One of the really remarkable friends of the Church is John Hajicek (pronounced "high-check," I believe). John is an expert in documents and LDS history with vast resources of knowledge and treasures of documents and artifacts, with an abiding love of history. You can learn more about him at Mormonism.com and on his Facebook site (facebook.com/johnhajicek/). He shared the following post on Facebook, and kindly gave me permission to share it here. It's a fascinating and painful reminder of the sacrifices that have been made to bring forth the printed record of the Book of Mormon. Something to ponder!
 
The Book of Mormon. The greatest American grassroots work of literature, and most compelling Christian tale printed in America. The sacrifice was incalculable, and the book is priceless. The cotton-rag paper for the first edition was made in the town of Manchester, in the same town with the Hill Cumorah. The lead type was set one character at a time, from a manuscript without punctuation. One thousand sheep gave their lives for binding the first edition. But also, the printers of each of the first three editions (Palmyra: 1830, Kirtland: 1837, Nauvoo: 1840) gave their own lives so that you could read this book.

Printing ink was made of oil and charcoal, and caused “black lung” and tuberculosis among printers in the 1800s. (See James Alexander Miller, “Pulmonary Tuberculosis Among Printers”, 1908; and Margaret Cairns and Alice Stewart, “Pulmonary Tuberculosis Mortality in the Printing and Shoemaking Trades”, 1951.)

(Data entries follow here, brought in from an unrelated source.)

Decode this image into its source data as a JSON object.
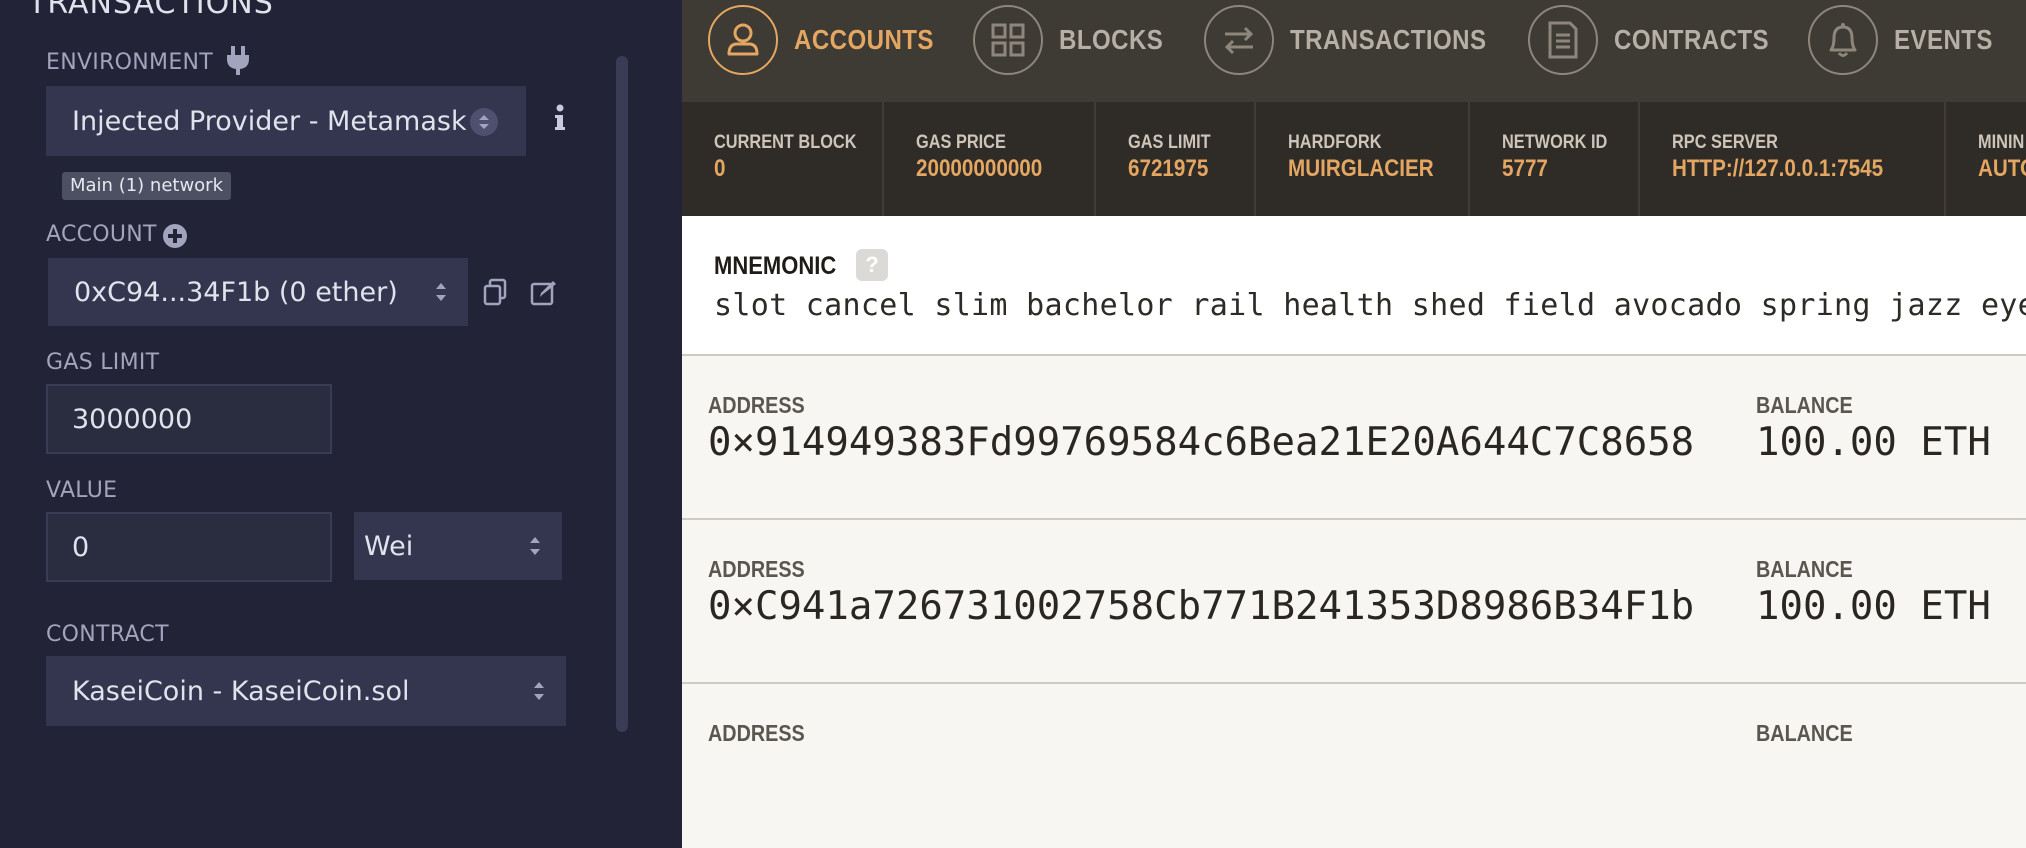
{
  "remix": {
    "section_title": "TRANSACTIONS",
    "environment": {
      "label": "ENVIRONMENT",
      "value": "Injected Provider - Metamask",
      "network_badge": "Main (1) network"
    },
    "account": {
      "label": "ACCOUNT",
      "value": "0xC94...34F1b (0 ether)"
    },
    "gas_limit": {
      "label": "GAS LIMIT",
      "value": "3000000"
    },
    "value": {
      "label": "VALUE",
      "amount": "0",
      "unit": "Wei"
    },
    "contract": {
      "label": "CONTRACT",
      "value": "KaseiCoin - KaseiCoin.sol"
    }
  },
  "ganache": {
    "nav": [
      {
        "label": "ACCOUNTS",
        "icon": "user-icon",
        "active": true
      },
      {
        "label": "BLOCKS",
        "icon": "blocks-grid-icon",
        "active": false
      },
      {
        "label": "TRANSACTIONS",
        "icon": "transfer-arrows-icon",
        "active": false
      },
      {
        "label": "CONTRACTS",
        "icon": "document-icon",
        "active": false
      },
      {
        "label": "EVENTS",
        "icon": "bell-icon",
        "active": false
      }
    ],
    "stats": [
      {
        "label": "CURRENT BLOCK",
        "value": "0"
      },
      {
        "label": "GAS PRICE",
        "value": "20000000000"
      },
      {
        "label": "GAS LIMIT",
        "value": "6721975"
      },
      {
        "label": "HARDFORK",
        "value": "MUIRGLACIER"
      },
      {
        "label": "NETWORK ID",
        "value": "5777"
      },
      {
        "label": "RPC SERVER",
        "value": "HTTP://127.0.0.1:7545"
      },
      {
        "label": "MININ",
        "value": "AUTO"
      }
    ],
    "mnemonic": {
      "title": "MNEMONIC",
      "help": "?",
      "words": "slot cancel slim bachelor rail health shed field avocado spring jazz eyebrow"
    },
    "accounts": [
      {
        "address_label": "ADDRESS",
        "address": "0×914949383Fd99769584c6Bea21E20A644C7C8658",
        "balance_label": "BALANCE",
        "balance": "100.00 ETH"
      },
      {
        "address_label": "ADDRESS",
        "address": "0×C941a726731002758Cb771B241353D8986B34F1b",
        "balance_label": "BALANCE",
        "balance": "100.00 ETH"
      },
      {
        "address_label": "ADDRESS",
        "address": "",
        "balance_label": "BALANCE",
        "balance": ""
      }
    ]
  },
  "colors": {
    "accent": "#e4a663",
    "ganache_nav": "#3e3a34",
    "remix_bg": "#222336"
  }
}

1. E. B. Grandin, the printer of the first edition Book of Mormon, was born in 1806, so he was 23 when he began printing 1830 publication. He died in 1845 of “pneumonia” at age 39.

2. Oliver Cowdery, the printer of the second edition Book of Mormon was also born in 1806, so he was 30 years old when he undertook to print the corrected edition of 1837. He died in 1850, at age 43, at the Whitmer home in Richmond, Missouri. For years, he was coughing up blood, diagnosed as “consumption” (pulmonary tuberculosis).

3. Nauvoo printers Don Carlos Smith and Robert B. Thompson both died in August 1841 from tuberculosis after printing runs of the third edition Book of Mormon, a revised version. “Consumption” is the cause given by mother Lucy Mack Smith. Don Carlos was the youngest brother of Joseph Smith Jr., born in the spring of 1816 (the year without a Vermont summer), and so he died at only 25 years of age. Thompson was born in England like John Taylor, emigrated to Toronto like John Taylor, and was baptized alongside John Taylor in Toronto in 1836—he died at age 29 (John Taylor lived to be a half-century older).

Nobody has ever told you what I tell you. Think about those young lives, if you think that the Book of Mormon is too much work to read. This is why I bought an original of one of these editions, when I was just a teenager—and I still work to discover, acquire, preserve, and share exemplary copies of these versions and other rare Mormon books from New England, New York, and the Midwest.